One of its uses is to serve as a data exchange format to transfer data between data-structures (notice that there are of_seq/to_seq functions in modules that define data structures, for example Hashtbl).
But I’ve also used it quite successfully to write complicated iteration/filtering/enumeration pipelines, by composing up the nice combinators provided by the oseq library. (I’m hoping most of the oseq combinators can be ultimately merged into the Seq module of the stdlib.) I have used this programming style when solving Project Euler exercises where one has to “enumerate all triangles such that X, then filter those such than Y, and ultimately count how many there are such that Z”. It’s then easy to define the infinite list of all triangles, then filter/count etc using the oseq combinators, whereas manually writing recursive functions for that would have been fiddly and not very compositional.
wrt “error handling”: my perception is that it is somewhat a matter of taste, which is why it’s hard to get a feel of the “currently dominant taste” (which has also evolved over the years). I think older APIs tend to use exceptions a bit more liberally, whereas nowadays using exceptions to indicate errors tends to be more frowned upon, and people prefer to use option instead, or result (when there’s some additional error message or data in the error case).
Two instances of these two different styles would be for instance the Unix module from the standard library, where almost all functions can raise the Unix.error exception, and the OS module from the bos library, where all possibly-failing functions instead return a result (for instance, Bos.OS.Dir.create).
Since OCaml 4.08, chaining many result-returning operations (i.e., working in the result monad) can be done quite easily using the let-operator syntax (just define let (let*) = Result.bind) which makes me now prefer the result-returning style rather than the exception-throwing one, as it is more explicit and less error prone.
Interesting, I wonder if it suggests a shift towards away from imperative? I’m thinking lately about an API wrapper similar to one I’ve already done for OCaml, where I handled C++ return status by raising an OCaml exception, and it occurred to me that maybe it should be a Result type … and then I remembered, half the time there’s no useful return value, and it seems kind of silly for a function to return (unit, 'b) result. Which wouldn’t be an issue in a more FP system.
That is, assuming there has been any real shift in what people frown on, or that it even makes sense to look at such issues in terms of whether someone frowns on it.

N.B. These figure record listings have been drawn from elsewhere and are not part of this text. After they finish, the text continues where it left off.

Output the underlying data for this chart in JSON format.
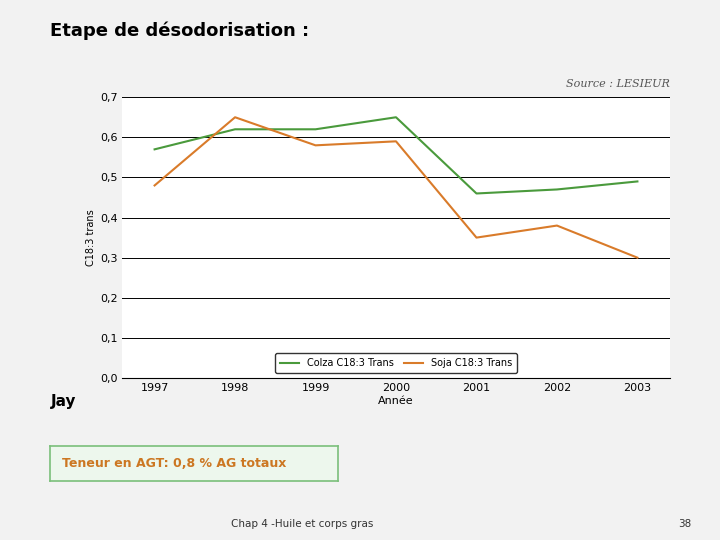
{
  "title": "Etape de désodorisation :",
  "source_text": "Source : LESIEUR",
  "xlabel": "Année",
  "ylabel": "C18:3 trans",
  "years": [
    1997,
    1998,
    1999,
    2000,
    2001,
    2002,
    2003
  ],
  "colza": [
    0.57,
    0.62,
    0.62,
    0.65,
    0.46,
    0.47,
    0.49
  ],
  "soja": [
    0.48,
    0.65,
    0.58,
    0.59,
    0.35,
    0.38,
    0.3
  ],
  "colza_color": "#4a9a3c",
  "soja_color": "#d97b2a",
  "colza_label": "Colza C18:3 Trans",
  "soja_label": "Soja C18:3 Trans",
  "ylim": [
    0,
    0.7
  ],
  "yticks": [
    0,
    0.1,
    0.2,
    0.3,
    0.4,
    0.5,
    0.6,
    0.7
  ],
  "footer_text": "Chap 4 -Huile et corps gras",
  "page_number": "38",
  "annotation_text": "Teneur en AGT: 0,8 % AG totaux",
  "annotation_color": "#cc7722",
  "annotation_box_edge": "#7abf7a",
  "annotation_box_fill": "#edf7ed",
  "jay_text": "Jay",
  "bg_color": "#f0f0f0",
  "chart_bg": "#ffffff",
  "slide_bg": "#f2f2f2"
}
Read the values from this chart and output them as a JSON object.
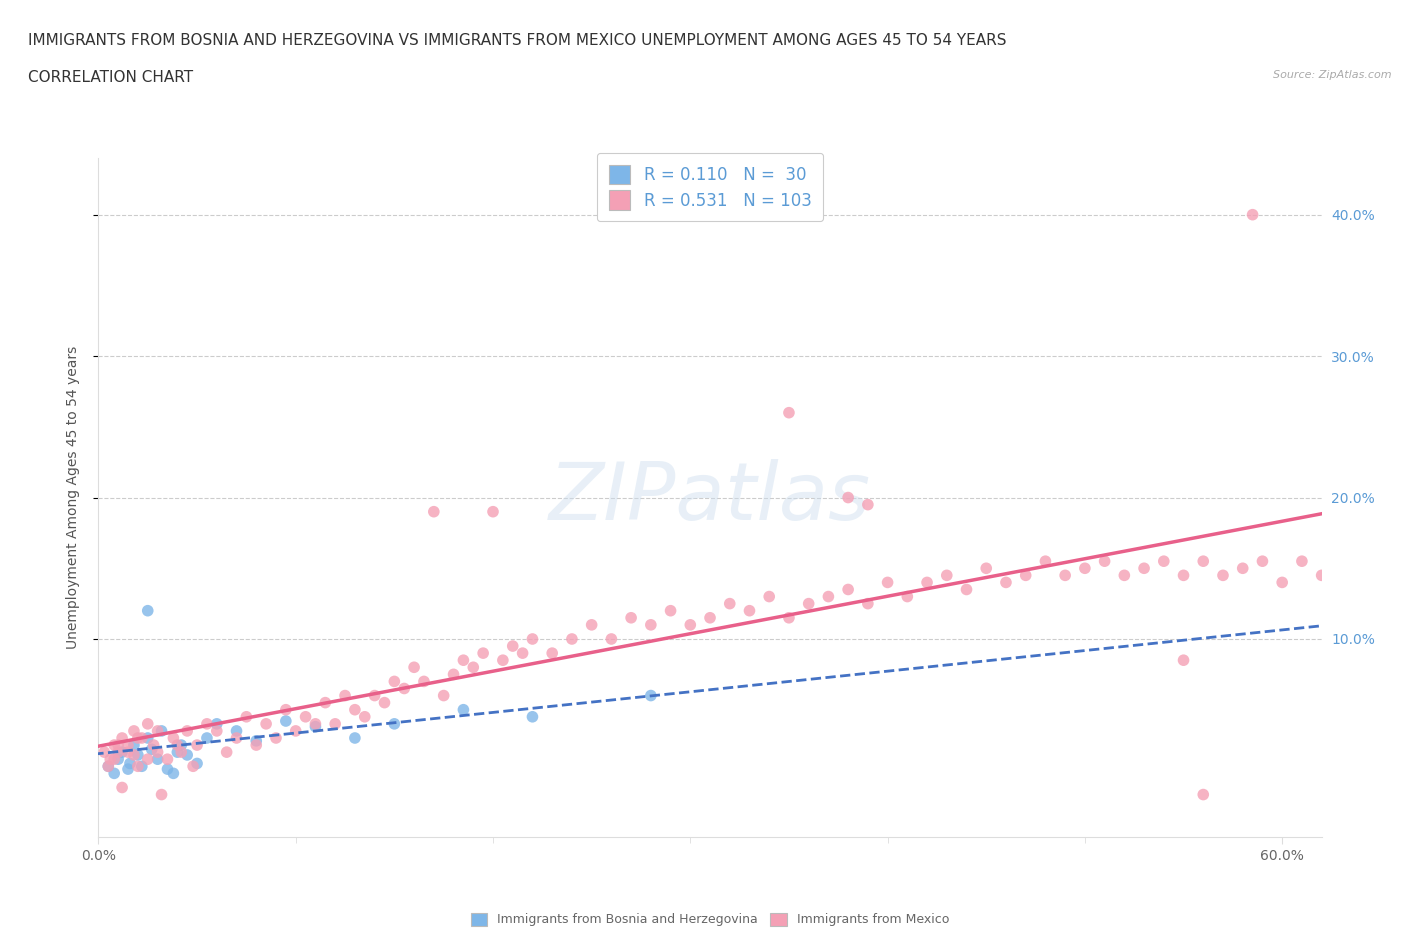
{
  "title_line1": "IMMIGRANTS FROM BOSNIA AND HERZEGOVINA VS IMMIGRANTS FROM MEXICO UNEMPLOYMENT AMONG AGES 45 TO 54 YEARS",
  "title_line2": "CORRELATION CHART",
  "source_text": "Source: ZipAtlas.com",
  "ylabel": "Unemployment Among Ages 45 to 54 years",
  "xlim": [
    0.0,
    0.62
  ],
  "ylim": [
    -0.04,
    0.44
  ],
  "ytick_vals": [
    0.1,
    0.2,
    0.3,
    0.4
  ],
  "xtick_show": [
    0.0,
    0.6
  ],
  "xtick_labels": [
    "0.0%",
    "60.0%"
  ],
  "bosnia_color": "#7eb6e8",
  "mexico_color": "#f4a0b5",
  "bosnia_line_color": "#4472c4",
  "mexico_line_color": "#e8608a",
  "bosnia_R": 0.11,
  "bosnia_N": 30,
  "mexico_R": 0.531,
  "mexico_N": 103,
  "watermark": "ZIPatlas",
  "background_color": "#ffffff",
  "grid_color": "#cccccc",
  "title_fontsize": 11,
  "axis_label_fontsize": 10,
  "tick_fontsize": 10,
  "legend_fontsize": 12,
  "right_tick_color": "#5b9bd5",
  "bosnia_x": [
    0.005,
    0.008,
    0.01,
    0.012,
    0.015,
    0.016,
    0.018,
    0.02,
    0.022,
    0.025,
    0.027,
    0.03,
    0.032,
    0.035,
    0.038,
    0.04,
    0.042,
    0.045,
    0.05,
    0.055,
    0.06,
    0.07,
    0.08,
    0.095,
    0.11,
    0.13,
    0.15,
    0.185,
    0.22,
    0.28
  ],
  "bosnia_y": [
    0.01,
    0.005,
    0.015,
    0.02,
    0.008,
    0.012,
    0.025,
    0.018,
    0.01,
    0.03,
    0.022,
    0.015,
    0.035,
    0.008,
    0.005,
    0.02,
    0.025,
    0.018,
    0.012,
    0.03,
    0.04,
    0.035,
    0.028,
    0.042,
    0.038,
    0.03,
    0.04,
    0.05,
    0.045,
    0.06
  ],
  "bosnia_outlier_x": [
    0.025
  ],
  "bosnia_outlier_y": [
    0.12
  ],
  "mexico_x": [
    0.005,
    0.008,
    0.01,
    0.012,
    0.015,
    0.018,
    0.02,
    0.022,
    0.025,
    0.028,
    0.03,
    0.032,
    0.035,
    0.038,
    0.04,
    0.042,
    0.045,
    0.048,
    0.05,
    0.055,
    0.06,
    0.065,
    0.07,
    0.075,
    0.08,
    0.085,
    0.09,
    0.095,
    0.1,
    0.105,
    0.11,
    0.115,
    0.12,
    0.125,
    0.13,
    0.135,
    0.14,
    0.145,
    0.15,
    0.155,
    0.16,
    0.165,
    0.17,
    0.175,
    0.18,
    0.185,
    0.19,
    0.195,
    0.2,
    0.205,
    0.21,
    0.215,
    0.22,
    0.23,
    0.24,
    0.25,
    0.26,
    0.27,
    0.28,
    0.29,
    0.3,
    0.31,
    0.32,
    0.33,
    0.34,
    0.35,
    0.36,
    0.37,
    0.38,
    0.39,
    0.4,
    0.41,
    0.42,
    0.43,
    0.44,
    0.45,
    0.46,
    0.47,
    0.48,
    0.49,
    0.5,
    0.51,
    0.52,
    0.53,
    0.54,
    0.55,
    0.56,
    0.57,
    0.58,
    0.59,
    0.6,
    0.61,
    0.62,
    0.003,
    0.006,
    0.008,
    0.01,
    0.012,
    0.015,
    0.018,
    0.02,
    0.025,
    0.03
  ],
  "mexico_y": [
    0.01,
    0.015,
    0.025,
    -0.005,
    0.02,
    0.018,
    0.01,
    0.03,
    0.015,
    0.025,
    0.02,
    -0.01,
    0.015,
    0.03,
    0.025,
    0.02,
    0.035,
    0.01,
    0.025,
    0.04,
    0.035,
    0.02,
    0.03,
    0.045,
    0.025,
    0.04,
    0.03,
    0.05,
    0.035,
    0.045,
    0.04,
    0.055,
    0.04,
    0.06,
    0.05,
    0.045,
    0.06,
    0.055,
    0.07,
    0.065,
    0.08,
    0.07,
    0.19,
    0.06,
    0.075,
    0.085,
    0.08,
    0.09,
    0.19,
    0.085,
    0.095,
    0.09,
    0.1,
    0.09,
    0.1,
    0.11,
    0.1,
    0.115,
    0.11,
    0.12,
    0.11,
    0.115,
    0.125,
    0.12,
    0.13,
    0.115,
    0.125,
    0.13,
    0.135,
    0.125,
    0.14,
    0.13,
    0.14,
    0.145,
    0.135,
    0.15,
    0.14,
    0.145,
    0.155,
    0.145,
    0.15,
    0.155,
    0.145,
    0.15,
    0.155,
    0.145,
    0.155,
    0.145,
    0.15,
    0.155,
    0.14,
    0.155,
    0.145,
    0.02,
    0.015,
    0.025,
    0.02,
    0.03,
    0.025,
    0.035,
    0.03,
    0.04,
    0.035
  ],
  "mexico_outlier_x": [
    0.585,
    0.35,
    0.38,
    0.39,
    0.55,
    0.56
  ],
  "mexico_outlier_y": [
    0.4,
    0.26,
    0.2,
    0.195,
    0.085,
    -0.01
  ]
}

The issue of “to monad or not to monad” has been discussed previously, and I sure don’t want to dredge it up: bytes on the disks of this forum’s servers are too valuable for that (grin). But I think it would be a bit of a stretch to say that the style of code with exceptions is somehow passe’. One of the shining strengths of OCaml is that it supports multiple paradigms well. So if you want to program as if you’re in C++, only with a better GC and stronger typing, you can do that. If you want to program as if you’re in an applicative Haskell, you can do that, too. And you can do something in-between, too. These aren’t weaknesses: they’re strengths of OCaml.
I rarely use monads. But I -do- use them, and not merely to use @dbuenzli’s fantastic libraries; I actually have used them b/c I wanted the particular capabilities of monads (viz. to run a type-checker across all the values in a list, and only afterwards accumulate all the errors to print them out, rather than stopping after the first error).
Likewise, the monad-enabled libraries I’ve seen (like fmt and rresult) have nice support for dealing with exceptions, and I’ve used those profitably.
Obviously I’m new here - In OCaml, “monads” mean when you use Option or Result? I mean, I can see the connection, but … I’ve been seeing the word here and wondering, as I’m used to seeing it used for a more elaborate, general notion of a system of computations “within” a type, across a variety of types and computations.